I imagine most people will have twigged that the title of the book alludes to Lewis Carroll’s Through the Looking Glass (1871), which was a sequel to the earlier tale of Alice’s Adventures in Wonderland (1865). Literary allusions don’t always work, as at times they can seem forced on to a mystery novel. Yet that is not the case here, because Rice uses it in quite a minimal and subtle way, taking the upside down and chaotic essence of the earlier story and then providing her protagonist with a modern day situation that makes him feel as disconcerted and baffled as Alice when she visits Wonderland. In both cases there are moments where things they thought they knew to be facts, are then called into question. For example, in Through the Looking Glass, Alice finds in Wonderland that because she has gone through a mirror to enter the place, everything is reversed, including things such as logic. Interestingly, at the start of Rice’s book Jeffrey seeks mirrors out in order to try and reaffirm he is who he thinks he is. Other connections between the two books include them both featuring a train ride and also there is a period when Alice loses her memory of all nouns and therefore cannot remember her own name, which ties into the doubts Jeffrey entertains about his own identity.
So Rice begins well, setting up a very interesting situation. However, there is something of a ‘but’ coming…

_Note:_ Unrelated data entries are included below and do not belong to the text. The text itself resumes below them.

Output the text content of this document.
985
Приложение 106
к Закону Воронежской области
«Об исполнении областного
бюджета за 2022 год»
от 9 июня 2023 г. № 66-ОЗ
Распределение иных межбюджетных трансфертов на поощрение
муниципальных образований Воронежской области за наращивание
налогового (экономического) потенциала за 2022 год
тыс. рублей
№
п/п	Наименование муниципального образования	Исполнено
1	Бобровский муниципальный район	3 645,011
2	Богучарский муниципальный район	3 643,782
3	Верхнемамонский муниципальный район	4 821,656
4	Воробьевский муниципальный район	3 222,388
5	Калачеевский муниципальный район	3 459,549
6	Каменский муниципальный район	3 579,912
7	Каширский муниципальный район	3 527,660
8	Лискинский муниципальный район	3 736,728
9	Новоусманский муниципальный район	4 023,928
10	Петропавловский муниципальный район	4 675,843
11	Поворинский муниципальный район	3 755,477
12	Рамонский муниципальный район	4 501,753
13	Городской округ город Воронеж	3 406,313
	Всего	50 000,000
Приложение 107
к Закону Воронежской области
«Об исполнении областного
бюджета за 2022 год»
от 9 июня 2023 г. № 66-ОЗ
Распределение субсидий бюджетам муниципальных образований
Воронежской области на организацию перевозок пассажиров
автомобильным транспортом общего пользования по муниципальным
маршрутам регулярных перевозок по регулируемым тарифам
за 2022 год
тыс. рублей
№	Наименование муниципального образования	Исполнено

Jeffrey’s plans to prove his innocence are somewhat vague in terms of details, despite his determination. Initially this is okay, as he is fairly disorientated, and he is not from a Mission Impossible film. He has an idea of reconstructing the day to see if he can access Blake’s memories. He also begins to come into contact with some of Rufus’ relatives, who react to him rather strangely. As the book progresses it seems that Jeffrey believes he will find out the truth through them, yet given how reticent they are, this means there is little for the reader to go on. The problem with this though, is that it comprises about 80% of the book, at least and for me, the consistent lack of propulsion in the investigation, makes the plot flounder. The word stagnant also comes to mind. There is another individual called Melville Fairr, who acts mysteriously in the background. He seems to be on Jeffrey’s side, yet reveals nothing about who he is, nor what is his own agenda.
This then takes us to the ending. Now Melville Fairr comes to the fore in the final showdown at the victim’s home. He knows who did the deed, and then Jeffrey says he does. And then Kate said… I haven’t a flaming clue!

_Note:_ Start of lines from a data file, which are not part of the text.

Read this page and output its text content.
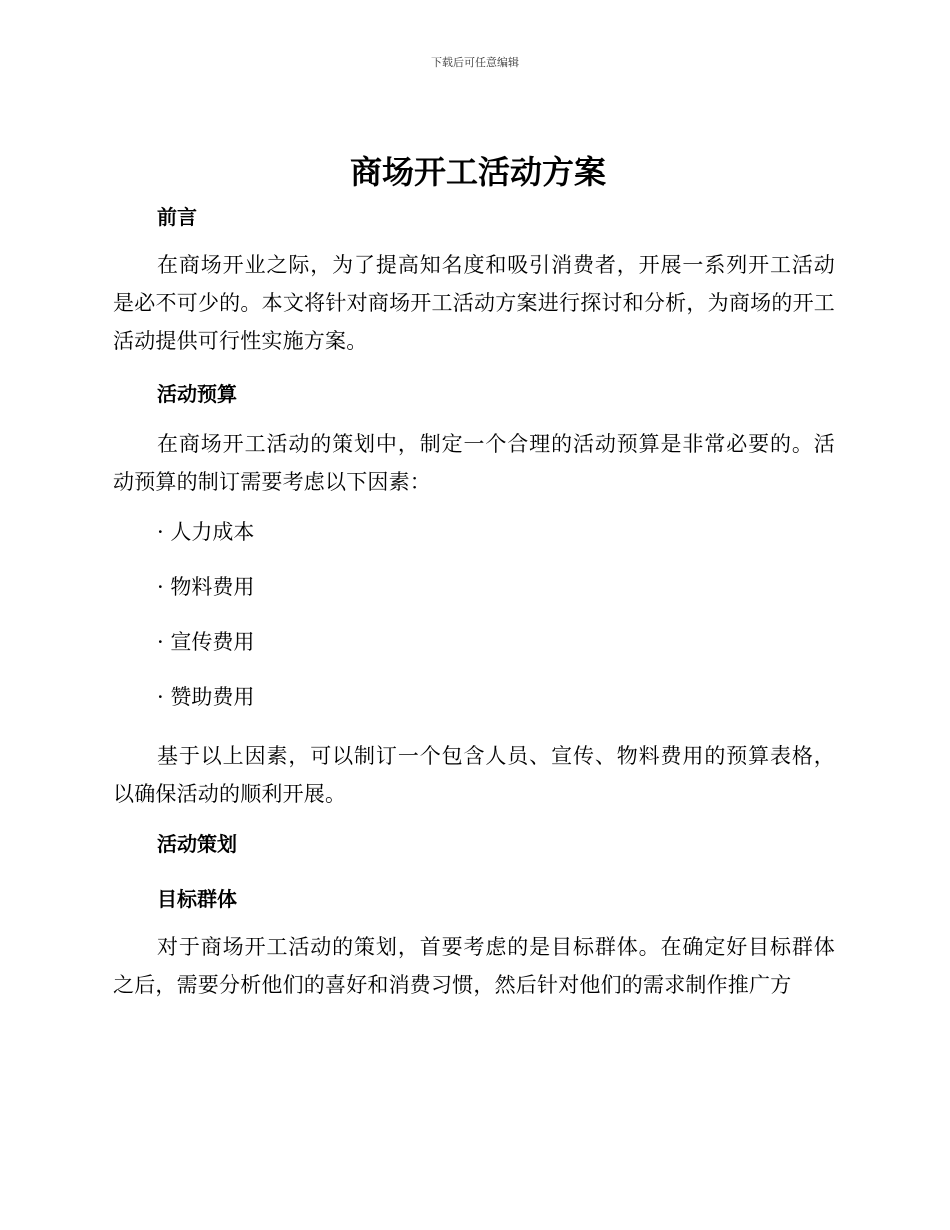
下载后可任意编辑
商场开工活动方案
前言

在商场开业之际，为了提高知名度和吸引消费者，开展一系列开工活动是必不可少的。本文将针对商场开工活动方案进行探讨和分析，为商场的开工活动提供可行性实施方案。

活动预算

在商场开工活动的策划中，制定一个合理的活动预算是非常必要的。活动预算的制订需要考虑以下因素：

· 人力成本
· 物料费用
· 宣传费用
· 赞助费用

基于以上因素，可以制订一个包含人员、宣传、物料费用的预算表格，以确保活动的顺利开展。

活动策划
目标群体

对于商场开工活动的策划，首要考虑的是目标群体。在确定好目标群体之后，需要分析他们的喜好和消费习惯，然后针对他们的需求制作推广方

Now in fairness when the solution is brought out, there was one part of the plot which has some nice cluing involved, (which I totally missed as usual). The reader really has to be paying attention to notice them. But that is not a bad thing. Moreover, the “main feature” of the solution is a jaw dropping one, the kind that makes you gasp when you see it on TV. Yet, I think this surprise would have been better if there had been more in the previous events to point in its direction, as the reader comes away thinking that Melville must be pretty smart to join up all the dots, given the minimal cooperation given by the other characters. Then again he does have some information which we lack that could get his mind working in the right direction. I think this is perhaps why The Criminal Record in The Saturday Review wrote that it was an: ‘interesting venture in field of split personality,’ yet found the ‘whole thing slightly unconvincing.’ Personally, I rather liked the solution, and Melville’s brand of justice, but I just think it needed to be grafted more securely on to the narrative that preceded it.